Key to Lukács’s neoliberal critique is her analysis of labour in the new, digital economy. The rise of the digital economy, she argues, was rooted not just in the invention of the cell phone, the Internet, and other digital technologies, and the deregulation of corporate and labour markets, but also in the exploitation of women’s labour. Young women in the digital world provide mostly unpaid content to male-dominated online platforms and are given few opportunities to transfer that content into commercialized products; those platforms, for their own part, manipulate women’s contributions to attract lucrative advertising and build mutually beneficial partnerships with other powerful players. In these contexts, labour differs markedly from its more traditional economic form during the industrial era, when workers exerted sustained efforts to produce some conventionally marketable service or physical product for an employer. Drawing from the work of Marxist scholars, Lukács makes the case that labour in the digital world is also intellectual, phatic, emotional, interpretive, and especially affective. It is feminized affective labour, she argues—the investment of a woman’s unique personality traits—that provides much of the raw material for profit making in digital contexts. Since that labour goes uncompensated, however, it is rendered invisible. The digital economy is thus a duplicitous site: one that entices young women into its folds with promises of “do it yourself (DIY) careers” and the “good life,” only to exploit those women for the sake of its own long-term profitability and reproduction.

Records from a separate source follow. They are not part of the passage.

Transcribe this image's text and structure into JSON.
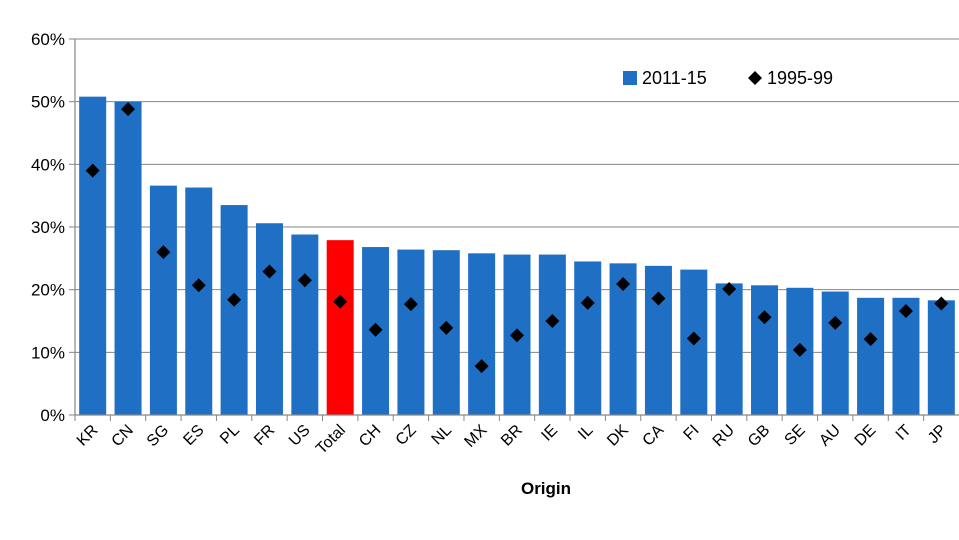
{
  "chart_data": {
    "type": "bar",
    "title": "",
    "xlabel": "Origin",
    "ylabel": "",
    "ylim": [
      0,
      0.6
    ],
    "yticks": [
      "0%",
      "10%",
      "20%",
      "30%",
      "40%",
      "50%",
      "60%"
    ],
    "grid": true,
    "legend_position": "top-right",
    "categories": [
      "KR",
      "CN",
      "SG",
      "ES",
      "PL",
      "FR",
      "US",
      "Total",
      "CH",
      "CZ",
      "NL",
      "MX",
      "BR",
      "IE",
      "IL",
      "DK",
      "CA",
      "FI",
      "RU",
      "GB",
      "SE",
      "AU",
      "DE",
      "IT",
      "JP"
    ],
    "series": [
      {
        "name": "2011-15",
        "kind": "bar",
        "color": "#1f6fc5",
        "highlight": {
          "category": "Total",
          "color": "#ff0000"
        },
        "values": [
          0.508,
          0.5,
          0.366,
          0.363,
          0.335,
          0.306,
          0.288,
          0.279,
          0.268,
          0.264,
          0.263,
          0.258,
          0.256,
          0.256,
          0.245,
          0.242,
          0.238,
          0.232,
          0.21,
          0.207,
          0.203,
          0.197,
          0.187,
          0.187,
          0.183
        ]
      },
      {
        "name": "1995-99",
        "kind": "marker",
        "marker": "diamond",
        "color": "#000000",
        "values": [
          0.39,
          0.488,
          0.26,
          0.207,
          0.184,
          0.229,
          0.215,
          0.181,
          0.136,
          0.177,
          0.139,
          0.078,
          0.127,
          0.15,
          0.179,
          0.209,
          0.186,
          0.122,
          0.201,
          0.156,
          0.104,
          0.147,
          0.121,
          0.166,
          0.178
        ]
      }
    ]
  }
}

Invisibility by Design also does an excellent job of identifying and analyzing the myriad historical and socio-economic drivers behind the digital economy and its contributions to—rather than alleviation of—employment precarity. In so doing, the volume illuminates the complementaries between different sectors of the economy, both past and present. The digital economy is what it is, Lukács argues, in large part because of the gender inequality inherent in the “conventional labor market (160),” for it was precisely because they had been relegated for so long to low-paying, irregular positions that women were attracted to the promise of potential employment autonomy within the digital economy. Meanwhile, women’s pursuit of greater economic returns in the digital world simply reinforced employment insecurity in the conventional economy by alleviating pressures on employers to provide their employees—men and women—with better wages and more job security. In these ways, Lukács argues, the exploitation of women in the digital economy helps prop up the economic status quo in much the same way that unpaid housewives and low-paid office ladies served and lowered the costs of lifetime employment during the high growth era.

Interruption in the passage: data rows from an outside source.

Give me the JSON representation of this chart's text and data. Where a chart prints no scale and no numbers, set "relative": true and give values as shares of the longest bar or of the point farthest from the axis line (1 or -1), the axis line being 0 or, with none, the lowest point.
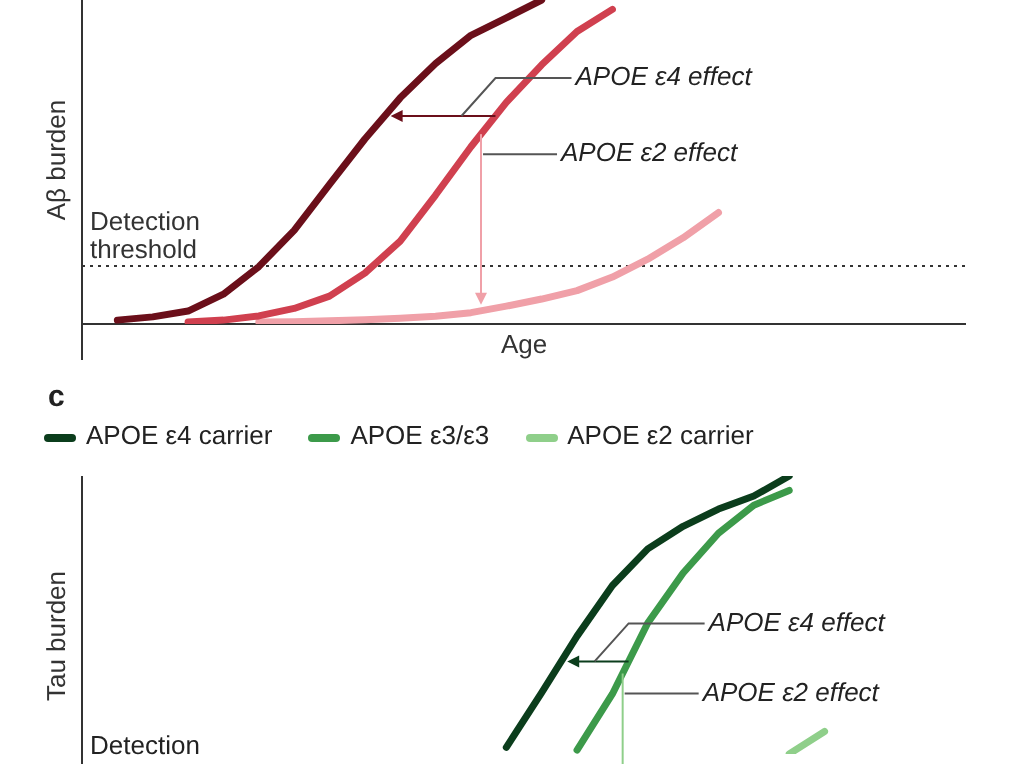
{
  "chart_data": [
    {
      "type": "line",
      "relative": true,
      "xlabel": "Age",
      "ylabel": "Aβ burden",
      "legend": false,
      "marker": "none",
      "line_style": "solid",
      "categories": [
        null,
        null,
        null,
        null,
        null,
        null,
        null,
        null,
        null,
        null,
        null,
        null,
        null,
        null,
        null,
        null,
        null,
        null,
        null,
        null,
        null,
        null,
        null,
        null,
        null,
        null
      ],
      "series": [
        {
          "color": "#6b0f1a",
          "values": [
            null,
            0.012,
            0.022,
            0.04,
            0.092,
            0.177,
            0.289,
            0.431,
            0.571,
            0.698,
            0.804,
            0.891,
            0.945,
            1,
            null,
            null,
            null,
            null,
            null,
            null,
            null,
            null,
            null,
            null,
            null,
            null
          ]
        },
        {
          "color": "#d0404f",
          "values": [
            null,
            null,
            null,
            0.006,
            0.012,
            0.025,
            0.048,
            0.086,
            0.157,
            0.256,
            0.398,
            0.547,
            0.684,
            0.8,
            0.903,
            0.971,
            null,
            null,
            null,
            null,
            null,
            null,
            null,
            null,
            null,
            null
          ]
        },
        {
          "color": "#f0a0a8",
          "values": [
            null,
            null,
            null,
            null,
            null,
            0.006,
            0.007,
            0.01,
            0.013,
            0.018,
            0.024,
            0.035,
            0.055,
            0.077,
            0.103,
            0.145,
            0.2,
            0.266,
            0.344,
            null,
            null,
            null,
            null,
            null,
            null,
            null
          ]
        }
      ],
      "ref_lines": [
        {
          "axis": "y",
          "value": 0.179,
          "label": "Detection threshold",
          "line_style": "dotted",
          "color": "#333333"
        }
      ],
      "annotations": [
        "APOE ε4 effect",
        "APOE ε2 effect"
      ]
    },
    {
      "type": "line",
      "relative": true,
      "title": "c",
      "ylabel": "Tau burden",
      "legend": "top left",
      "marker": "none",
      "line_style": "solid",
      "categories": [
        null,
        null,
        null,
        null,
        null,
        null,
        null,
        null,
        null,
        null,
        null,
        null,
        null,
        null,
        null,
        null,
        null,
        null,
        null,
        null,
        null,
        null,
        null,
        null,
        null,
        null
      ],
      "series": [
        {
          "name": "APOE ε4 carrier",
          "color": "#0b3d1c",
          "values": [
            null,
            null,
            null,
            null,
            null,
            null,
            null,
            null,
            null,
            null,
            null,
            null,
            0.024,
            0.221,
            0.424,
            0.606,
            0.738,
            0.819,
            0.881,
            0.928,
            1,
            null,
            null,
            null,
            null,
            null
          ]
        },
        {
          "name": "APOE ε3/ε3",
          "color": "#3c9a4a",
          "values": [
            null,
            null,
            null,
            null,
            null,
            null,
            null,
            null,
            null,
            null,
            null,
            null,
            null,
            null,
            0.014,
            0.216,
            0.471,
            0.651,
            0.794,
            0.895,
            0.948,
            null,
            null,
            null,
            null,
            null
          ]
        },
        {
          "name": "APOE ε2 carrier",
          "color": "#8fcf8a",
          "values": [
            null,
            null,
            null,
            null,
            null,
            null,
            null,
            null,
            null,
            null,
            null,
            null,
            null,
            null,
            null,
            null,
            null,
            null,
            null,
            null,
            0,
            0.081,
            null,
            null,
            null,
            null
          ]
        }
      ],
      "annotations": [
        "APOE ε4 effect",
        "APOE ε2 effect",
        "Detection"
      ]
    }
  ]
}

Lukács also takes a deep dive into the meaning and significance of the digital world’s complex cultural content. She illustrates how net idols during the 1990s and early 2000s embraced the familiar tropes of vulnerability and cuteness (kawaii) in their cultural product, how women online traders portrayed their work in online tutorials and other self-help resources as opportunities to supplement their husband’s income and did little to contest depictions of themselves as “amateurs,” and how the majority of Japan’s legions of cell phone novelists embraced traditional themes of women as wives, girlfriends, daughters, and victims. It would be a mistake, however, to conclude that these women were voluntarily conforming to the norms of traditional society and popular culture. Examples abound of online cultural product that subtly—and sometimes violently—poked fun at or questioned prevailing norms and stereotypes. More to the point, male-dominated Internet platforms often gave women no choice but to play to those norms, in part by carefully orchestrating the social relationships between those women participants and their audiences. In one of the book’s crowning ironies, Lukács shows us how Internet providers increased advertising revenue by democratizing many of these genres. Net idols were urged to grow their audiences by establishing individualized relationships with fans (a highly time-consuming task). Cell phone novelists had little choice but to develop their plots through systematized, online consultations with their readers. Of course, the bigger the audience, the greater the consumption of online advertising.

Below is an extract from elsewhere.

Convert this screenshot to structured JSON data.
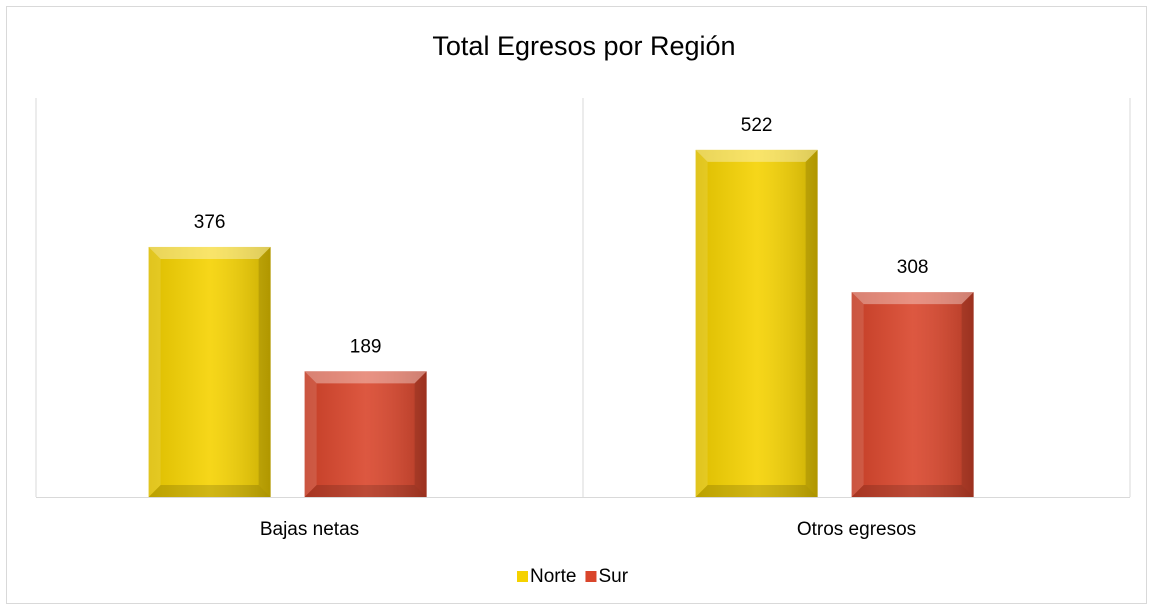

Lukács’s careful exploration of the rich theoretical and internationally comparative foundations of her story makes Invisibility by Design a must-read for anyone interested in the intersections between the digital economy, gender, and employment precarity in an increasingly globalized world. Her attention to the historical context and relevant literatures—both English and Japanese—is likely to appeal to a broadly interdisciplinary Japan Studies audience. Some social scientists may question the volume’s expansive conceptualization of labour and progressive critiques of neoliberal economics, but this political scientist would counter that we have much to gain from innovative explorations of how and why freer markets leave so many of society’s most vulnerable citizens behind.